Qu’y a-t-il de commun entre le sujet qui fréquente les sites pédophiles, le violeur de petites filles, l’exhibitionniste, et le père incestueux, si ce n’est la nature sexuelle de leur délit?
Ce qui fonde le caractère pathologique d’un comportement sexuel n’est pas à rechercher dans ses objets ou ses buts, dont l’inventaire obéit souvent davantage à un contexte socioculturel et ressort de choix éthiques et non de considérations cliniques, mais plutôt dans l’aliénation du sujet à sa sexualité même, dans la perte de sa liberté intérieure.

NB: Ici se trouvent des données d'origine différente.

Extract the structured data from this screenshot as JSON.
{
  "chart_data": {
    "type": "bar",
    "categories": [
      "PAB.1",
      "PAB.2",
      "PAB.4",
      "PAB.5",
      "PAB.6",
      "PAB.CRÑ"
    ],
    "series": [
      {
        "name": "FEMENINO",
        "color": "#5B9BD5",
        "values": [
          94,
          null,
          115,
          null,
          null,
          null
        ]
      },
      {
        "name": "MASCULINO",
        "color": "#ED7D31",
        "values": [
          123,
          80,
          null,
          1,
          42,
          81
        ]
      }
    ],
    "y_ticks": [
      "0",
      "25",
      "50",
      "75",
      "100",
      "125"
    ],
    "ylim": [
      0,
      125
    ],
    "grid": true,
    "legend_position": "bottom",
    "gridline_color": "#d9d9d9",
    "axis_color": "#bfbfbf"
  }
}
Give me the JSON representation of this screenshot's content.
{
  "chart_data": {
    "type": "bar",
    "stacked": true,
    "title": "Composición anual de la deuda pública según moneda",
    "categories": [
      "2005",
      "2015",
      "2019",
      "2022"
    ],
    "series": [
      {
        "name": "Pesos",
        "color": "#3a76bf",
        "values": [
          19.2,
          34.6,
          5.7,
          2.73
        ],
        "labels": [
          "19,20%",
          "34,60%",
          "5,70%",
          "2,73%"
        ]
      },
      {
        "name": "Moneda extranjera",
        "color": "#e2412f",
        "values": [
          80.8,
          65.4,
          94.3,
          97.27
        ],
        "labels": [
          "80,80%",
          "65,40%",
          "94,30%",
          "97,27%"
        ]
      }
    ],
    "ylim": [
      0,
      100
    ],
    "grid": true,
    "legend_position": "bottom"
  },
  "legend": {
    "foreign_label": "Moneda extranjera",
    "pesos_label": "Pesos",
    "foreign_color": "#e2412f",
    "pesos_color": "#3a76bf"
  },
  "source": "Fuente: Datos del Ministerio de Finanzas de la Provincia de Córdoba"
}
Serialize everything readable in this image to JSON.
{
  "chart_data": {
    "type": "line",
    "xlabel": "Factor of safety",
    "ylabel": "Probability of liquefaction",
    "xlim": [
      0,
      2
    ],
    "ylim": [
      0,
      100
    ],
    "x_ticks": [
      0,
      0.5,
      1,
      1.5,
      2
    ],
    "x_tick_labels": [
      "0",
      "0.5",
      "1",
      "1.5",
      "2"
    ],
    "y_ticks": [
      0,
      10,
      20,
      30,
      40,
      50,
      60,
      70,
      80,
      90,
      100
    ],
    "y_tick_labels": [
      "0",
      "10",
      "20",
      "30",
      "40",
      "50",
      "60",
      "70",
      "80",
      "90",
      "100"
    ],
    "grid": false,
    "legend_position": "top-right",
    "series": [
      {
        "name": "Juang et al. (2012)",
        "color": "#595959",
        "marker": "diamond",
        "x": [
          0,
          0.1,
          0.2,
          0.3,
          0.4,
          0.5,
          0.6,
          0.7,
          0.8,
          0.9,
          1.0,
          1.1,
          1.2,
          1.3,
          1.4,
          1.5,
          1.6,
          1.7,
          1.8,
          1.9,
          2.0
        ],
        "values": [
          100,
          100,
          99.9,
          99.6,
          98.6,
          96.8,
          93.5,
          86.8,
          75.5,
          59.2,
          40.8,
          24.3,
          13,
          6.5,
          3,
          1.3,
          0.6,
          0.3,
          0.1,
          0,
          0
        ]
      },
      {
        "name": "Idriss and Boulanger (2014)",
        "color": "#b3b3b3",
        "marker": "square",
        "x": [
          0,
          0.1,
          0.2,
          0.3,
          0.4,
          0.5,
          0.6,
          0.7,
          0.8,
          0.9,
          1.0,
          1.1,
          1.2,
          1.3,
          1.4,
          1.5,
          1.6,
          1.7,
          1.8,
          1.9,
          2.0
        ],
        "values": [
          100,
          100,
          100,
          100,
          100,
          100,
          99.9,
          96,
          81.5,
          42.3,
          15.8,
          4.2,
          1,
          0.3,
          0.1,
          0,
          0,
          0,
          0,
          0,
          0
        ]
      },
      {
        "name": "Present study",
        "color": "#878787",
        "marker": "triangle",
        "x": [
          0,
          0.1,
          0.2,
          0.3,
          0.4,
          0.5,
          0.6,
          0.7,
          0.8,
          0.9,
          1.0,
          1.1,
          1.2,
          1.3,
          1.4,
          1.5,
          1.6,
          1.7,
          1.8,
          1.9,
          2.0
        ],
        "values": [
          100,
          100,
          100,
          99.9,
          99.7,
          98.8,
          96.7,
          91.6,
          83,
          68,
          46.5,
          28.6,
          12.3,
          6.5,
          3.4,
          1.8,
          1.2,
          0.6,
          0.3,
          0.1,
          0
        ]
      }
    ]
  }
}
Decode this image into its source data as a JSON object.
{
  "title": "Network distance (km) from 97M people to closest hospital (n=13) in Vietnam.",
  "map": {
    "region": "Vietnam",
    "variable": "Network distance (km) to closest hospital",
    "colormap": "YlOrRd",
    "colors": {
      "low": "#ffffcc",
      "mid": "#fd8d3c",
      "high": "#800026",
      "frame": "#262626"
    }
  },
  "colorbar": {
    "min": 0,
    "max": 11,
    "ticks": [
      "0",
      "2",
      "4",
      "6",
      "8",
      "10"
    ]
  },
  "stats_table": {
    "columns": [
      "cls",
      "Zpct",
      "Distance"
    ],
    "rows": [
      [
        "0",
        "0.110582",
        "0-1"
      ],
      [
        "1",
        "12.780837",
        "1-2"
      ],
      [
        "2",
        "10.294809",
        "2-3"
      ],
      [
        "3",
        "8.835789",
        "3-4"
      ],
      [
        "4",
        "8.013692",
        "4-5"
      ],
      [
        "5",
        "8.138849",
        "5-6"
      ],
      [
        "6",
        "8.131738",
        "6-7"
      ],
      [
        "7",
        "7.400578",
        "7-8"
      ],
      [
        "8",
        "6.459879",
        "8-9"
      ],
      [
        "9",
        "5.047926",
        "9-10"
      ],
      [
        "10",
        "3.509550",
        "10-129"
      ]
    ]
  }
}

Devant la « judiciarisation » de ces affaires, le discours politique demande une plus grande sévérité et cherche les solutions les plus radicales, telles l’exclusion définitive des auteurs d’agression sexuelle ou l’approche exclusivement pharmacologique des troubles. Loin des propos simplistes et de déclarations péremptoires, il apparaît urgent de restaurer les voies de la raison, elle pousse à examiner sans indulgence les impasses que rencontre le sujet qui vient à la clinique, et pousse à faire part aussi de la subjectivation du symptôme lorsqu’elle bouscule les impératifs de la jouissance. A l’arrière-plan de cet exposé, s’entend le transfert comme le vecteur par où transite la désupposition des certitudes faisant échec aux postures et aux stratégies purement politiciennes en matière des projets sur les délinquants sexuels.
Il est évoqué habituellement l’impossibilité – s’agit-il d’un préjugé social, point de vue largement partagé par des politiciens ou des administrateurs de la santé ou par des praticiens
se présentant à mi-chemin entre la santé publique et l’autorité judiciaire – comme quoi la catégorie des auteurs de crime sexuel ne saurait pas être accessible aux traitements thérapeutiques. Pour les uns et les autres ; il devrait s’agir d’un simple problème de
« castration chimique » traité par la prise des antis androgènes ; toute mesure thérapeutique leur paraissant en général un luxe inutile, voire dangereux.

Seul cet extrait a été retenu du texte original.